Defence Minister Harriett Baldwin spoke about the new ‘synthetic biology’ armour project when she visited a defence research lab at Porton Down.

Last year, the Centre for Defence Enterprise looked to invest up to £750,000 into new ways of using synthetic biology to create transparent materials that are thinner and lighter than used for existing armour and that could offer better protection.

“There is a need in the military for transparent armour that is highly robust, maintains its optical properties despite impact, and is compatible with night vision.”

Defence Minister Harriett Baldwin said:

“We’ve spent millions on innovation this year, developing technologies like a new way to uncover insurgents’ fingerprints to mini-drones that investigate chemical hazards. The goal is always to help our Armed Forces defend the UK, and this next generation of armour will make our troops even more alert and effective on the battlefield.”

The MoD say that research has indicated soldiers wearing ceramic armour could see a 35 per cent weight reduction, which could make them faster and more comfortable in a warzone, whilst maintaining a high level of protection.
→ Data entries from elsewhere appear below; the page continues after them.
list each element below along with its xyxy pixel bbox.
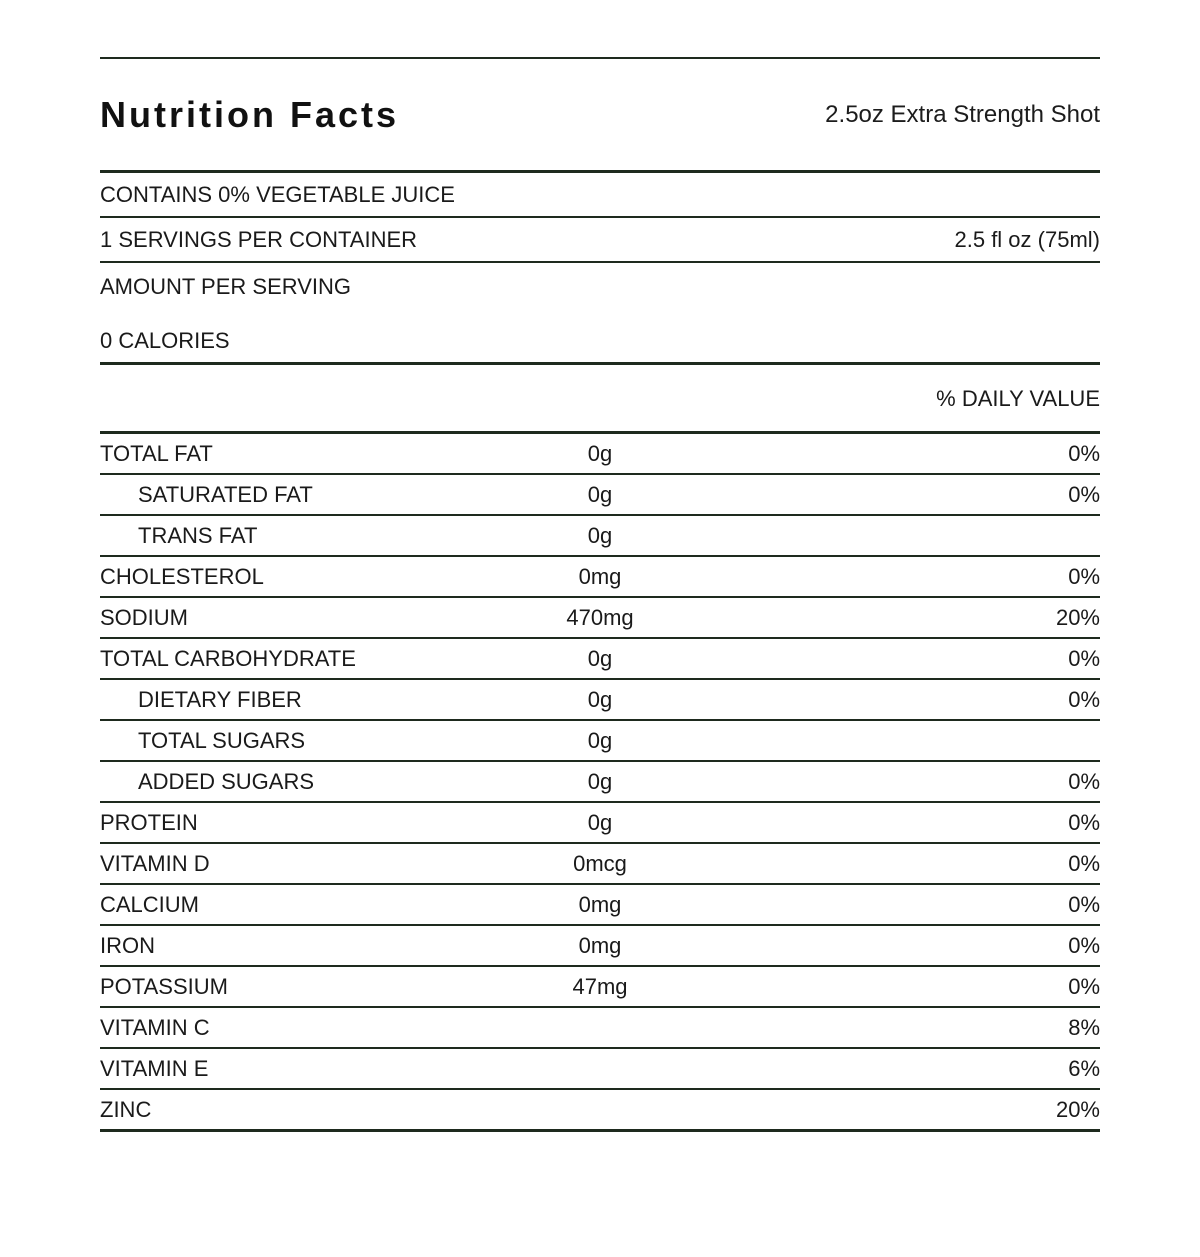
nutrient-name: CHOLESTEROL [100, 564, 264, 589]
nutrient-amount: 0g [587, 482, 613, 507]
serving-title: 2.5oz Extra Strength Shot [825, 100, 1100, 128]
nutrient-row: CALCIUM 0mg 0% [100, 885, 1100, 926]
servings-per-container: 1 SERVINGS PER CONTAINER [100, 227, 418, 252]
contains-statement: CONTAINS 0% VEGETABLE JUICE [100, 173, 1100, 218]
nutrient-daily-value: 0% [1068, 769, 1100, 794]
label-header: Nutrition Facts 2.5oz Extra Strength Sho… [100, 59, 1100, 173]
nutrient-amount: 0mg [578, 892, 622, 917]
nutrient-row: TOTAL FAT 0g 0% [100, 434, 1100, 475]
nutrient-name: ADDED SUGARS [138, 769, 315, 794]
nutrient-amount: 0g [587, 687, 613, 712]
nutrient-row: ZINC 20% [100, 1090, 1100, 1132]
nutrient-name: ZINC [100, 1097, 152, 1122]
nutrient-row: VITAMIN D 0mcg 0% [100, 844, 1100, 885]
nutrient-daily-value: 0% [1068, 564, 1100, 589]
nutrient-row: POTASSIUM 47mg 0% [100, 967, 1100, 1008]
nutrient-name: TRANS FAT [138, 523, 258, 548]
nutrient-amount: 0mcg [573, 851, 627, 876]
nutrient-name: TOTAL SUGARS [138, 728, 306, 753]
nutrient-row: TRANS FAT 0g [100, 516, 1100, 557]
nutrient-amount: 0g [587, 441, 613, 466]
nutrient-name: DIETARY FIBER [138, 687, 302, 712]
nutrient-row: DIETARY FIBER 0g 0% [100, 680, 1100, 721]
nutrient-name: VITAMIN D [100, 851, 210, 876]
nutrient-daily-value: 20% [1055, 605, 1100, 630]
nutrient-amount: 0g [587, 646, 613, 671]
nutrient-row: TOTAL CARBOHYDRATE 0g 0% [100, 639, 1100, 680]
nutrient-row: SATURATED FAT 0g 0% [100, 475, 1100, 516]
nutrient-daily-value: 0% [1068, 892, 1100, 917]
serving-size: 2.5 fl oz (75ml) [954, 227, 1101, 252]
nutrient-name: TOTAL FAT [100, 441, 213, 466]
nutrient-daily-value: 8% [1068, 1015, 1100, 1040]
daily-value-header: % DAILY VALUE [100, 365, 1100, 434]
nutrient-daily-value: 0% [1068, 482, 1100, 507]
nutrient-amount: 0mg [578, 564, 622, 589]
nutrient-daily-value: 20% [1055, 1097, 1100, 1122]
nutrient-row: SODIUM 470mg 20% [100, 598, 1100, 639]
nutrient-row: CHOLESTEROL 0mg 0% [100, 557, 1100, 598]
nutrient-amount: 47mg [572, 974, 628, 999]
nutrient-amount: 0mg [578, 933, 622, 958]
nutrient-name: TOTAL CARBOHYDRATE [100, 646, 356, 671]
nutrient-table: TOTAL FAT 0g 0% SATURATED FAT 0g 0% TRANS FAT 0… [100, 434, 1100, 1132]
nutrient-name: SATURATED FAT [138, 482, 313, 507]
nutrient-name: CALCIUM [100, 892, 200, 917]
top-rule [100, 57, 1100, 59]
nutrient-amount: 0g [587, 810, 613, 835]
nutrient-daily-value: 0% [1068, 810, 1100, 835]
nutrient-daily-value: 0% [1068, 933, 1100, 958]
nutrient-name: SODIUM [100, 605, 188, 630]
nutrient-name: VITAMIN C [100, 1015, 210, 1040]
amount-per-serving-label: AMOUNT PER SERVING [100, 274, 352, 299]
nutrient-name: POTASSIUM [100, 974, 228, 999]
nutrient-row: ADDED SUGARS 0g 0% [100, 762, 1100, 803]
nutrient-daily-value: 0% [1068, 441, 1100, 466]
nutrient-name: VITAMIN E [100, 1056, 209, 1081]
nutrient-daily-value: 0% [1068, 974, 1100, 999]
page-title: Nutrition Facts [100, 93, 400, 135]
nutrient-daily-value: 0% [1068, 851, 1100, 876]
nutrient-row: VITAMIN C 8% [100, 1008, 1100, 1049]
nutrient-amount: 0g [587, 523, 613, 548]
nutrient-name: IRON [100, 933, 155, 958]
nutrient-row: PROTEIN 0g 0% [100, 803, 1100, 844]
nutrition-facts-panel: Nutrition Facts 2.5oz Extra Strength Sho… [100, 57, 1100, 1132]
nutrient-row: VITAMIN E 6% [100, 1049, 1100, 1090]
calories-row: 0 CALORIES [100, 307, 1100, 365]
nutrient-amount: 0g [587, 769, 613, 794]
nutrient-amount: 0g [587, 728, 613, 753]
servings-row: 1 SERVINGS PER CONTAINER 2.5 fl oz (75ml… [100, 218, 1100, 263]
nutrient-amount: 470mg [566, 605, 634, 630]
nutrient-daily-value: 0% [1068, 646, 1100, 671]
nutrient-daily-value: 6% [1068, 1056, 1100, 1081]
nutrient-row: IRON 0mg 0% [100, 926, 1100, 967]
nutrient-name: PROTEIN [100, 810, 198, 835]
nutrient-row: TOTAL SUGARS 0g [100, 721, 1100, 762]
nutrient-daily-value: 0% [1068, 687, 1100, 712]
The synthetic biology for the armour project has been running for four years and Dstl are now ready to put samples through hardness testing. They also confirmed that a scale-up process is underway to produce samples that can be used for live-fire testing.

10 COMMENTS

  1. I hear that the researchers at PD have been looking into the ability of the current British Government to operate without a spine in which develop their new technology.

  2. An AI recently was presented which is able to distinguish between humans and vehicles rapidly, at a success rate higher than humans themselves.

    What is interesting was this AI was written by another AI.

    We are now at the point where AI will be able to reproduce superior versions of themselves.

    Another AI (IBM) also learned, by playing itself, the game of chess. This wasn’t a computer with pre-programmed responses but an AI which actually learnt the game – in 4 hours. It has since developed new strategies never previously conceived of by humans and displays depths of analysis and positional play far exceeding what we can do. IBM’s engineers are hopeful that their algorithm, when applied to medicine, will be able to develop cures and treatments in days, that may otherwise have taken centuries.

    Couple these stories together and it quickly emerges that the future of both warfare and technological development will be AI driven. This is a very scary concept and one which should worry us all but sadly, unless we are at the forefront of this revolution we will not only be surpassed by our competitors and adversaries but left completely in the dust.

    A point of note, over 20 years ago, a genetic algorithm derived the physical principles governing a pendulum. It seems quite reasonable to me to conclude that these advanced algorithms will soon reveal previously unexplored realms of physics and be able to derive tests and equipment to probe the universe at deeper and more fundamental levels than we can even conceive of.

    The future is going to look very strange and there’s a good chance we will be bit players in it.